走行車両が発するBluetoothを用いて高速道路の所要時間を算出するシステムを、NEXCO中日本が本格導入します。

集中工事やリニューアル工事などで運用

 NEXCO中日本と中日本ハイウェイ・エンジニアリング東京は2018年2月21日(水)、走行車両から発せられている近距離無線通信規格の「Bluetooth」で所要時間を算出するシステムを本格導入すると発表しました。

 現在、高速道路の所要時間情報は車両感知器で計測して提供されています。しかし両社によると、その設置間隔は一定の距離があることから、正確な渋滞区間や、停滞時のわずかな速度変化の把握などが難しい場合があるといいます。
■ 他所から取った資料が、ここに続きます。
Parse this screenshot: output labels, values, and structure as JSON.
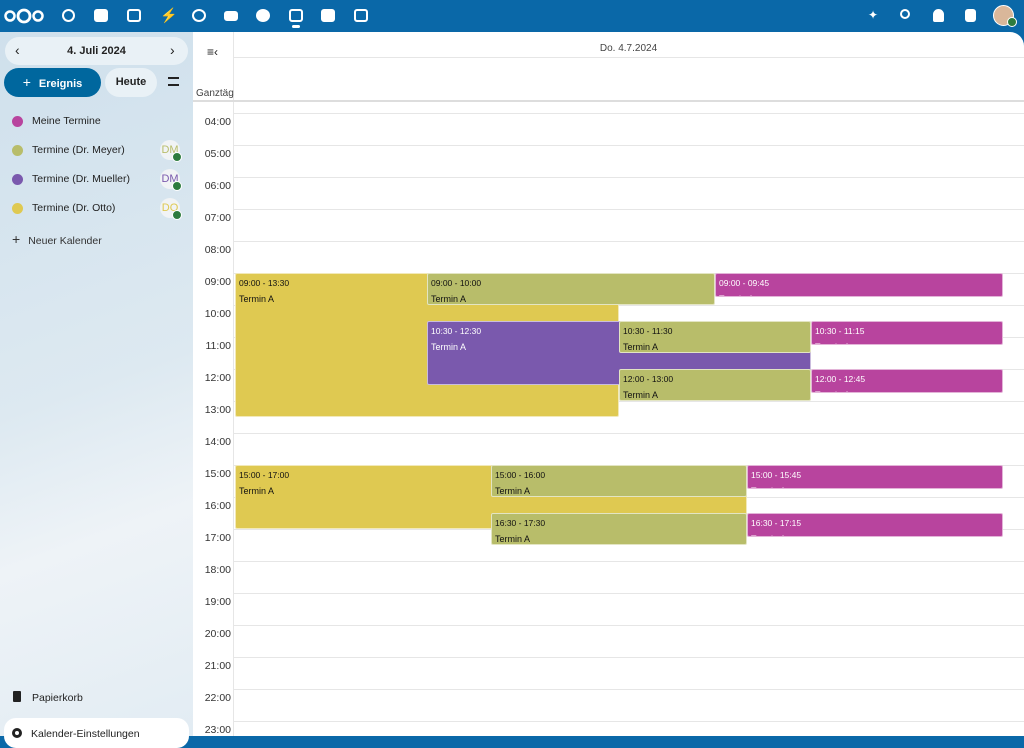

 そこで、走行車両に搭載されている携帯端末やカーナビから発せられているBluetoothに着目。高速道路脇の複数箇所に、BluetoothのMACアドレス(個体識別用の符号)を受信する機械を設置し、同一MACアドレスの通過時刻の差から所要時間を算出する手法が開発されました。

 現地で取得したデータは受信機内で暗号化され、インターネット網を介して道路管制センターに送信。そこで分析され、情報板や簡易LED標識に所要時間が表示されます。
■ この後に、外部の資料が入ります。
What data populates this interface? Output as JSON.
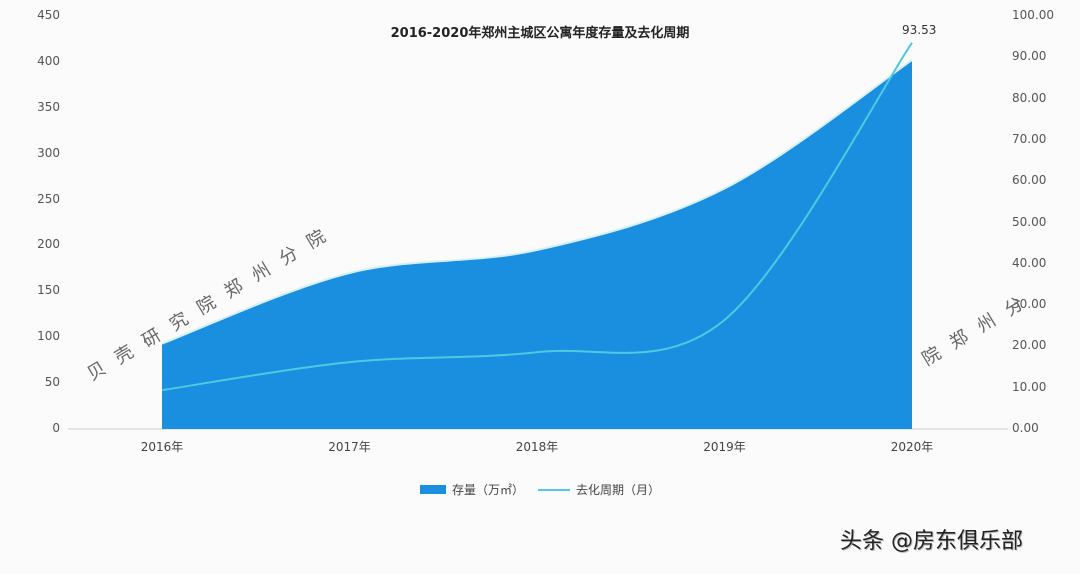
{
  "chart_data": {
    "type": "area+line",
    "title": "2016-2020年郑州主城区公寓年度存量及去化周期",
    "categories": [
      "2016年",
      "2017年",
      "2018年",
      "2019年",
      "2020年"
    ],
    "series": [
      {
        "name": "存量（万㎡）",
        "type": "area",
        "axis": "left",
        "color": "#1a8fe0",
        "values": [
          93,
          170,
          195,
          262,
          402
        ]
      },
      {
        "name": "去化周期（月）",
        "type": "line",
        "axis": "right",
        "color": "#4fc8e0",
        "values": [
          9.4,
          16.2,
          18.6,
          26.4,
          93.53
        ]
      }
    ],
    "data_labels": [
      {
        "series": "去化周期（月）",
        "category": "2020年",
        "text": "93.53"
      }
    ],
    "left_axis": {
      "ylim": [
        0,
        450
      ],
      "ticks": [
        "0",
        "50",
        "100",
        "150",
        "200",
        "250",
        "300",
        "350",
        "400",
        "450"
      ]
    },
    "right_axis": {
      "ylim": [
        0,
        100
      ],
      "ticks": [
        "0.00",
        "10.00",
        "20.00",
        "30.00",
        "40.00",
        "50.00",
        "60.00",
        "70.00",
        "80.00",
        "90.00",
        "100.00"
      ]
    },
    "xlabel": "",
    "ylabel": "",
    "legend_position": "bottom",
    "grid": false
  },
  "watermark": {
    "main": "贝壳研究院郑州分院",
    "right": "院郑州分"
  },
  "footer": "头条 @房东俱乐部"
}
 両社によると、これまで東名高速の集中工事や、中央道、北陸道のリニューアル工事などで試行導入し、その結果、より高い精度で所要時間を計測できるようになったとのこと。汎用のBluetoothを活用していることから、低コストで、かつ設置や維持管理も容易であるため、範囲や期間が限られている工事などで有効な手法だといいます。

 ゆとりある旅行計画に活用してもらうとともに、交通分散により渋滞緩和を図ることを目的に、2018年度以降も、集中工事や大規模工事、リニューアル工事でこのシステムを導入・運用し、きめ細やかな所要時間情報を提供していくとしています。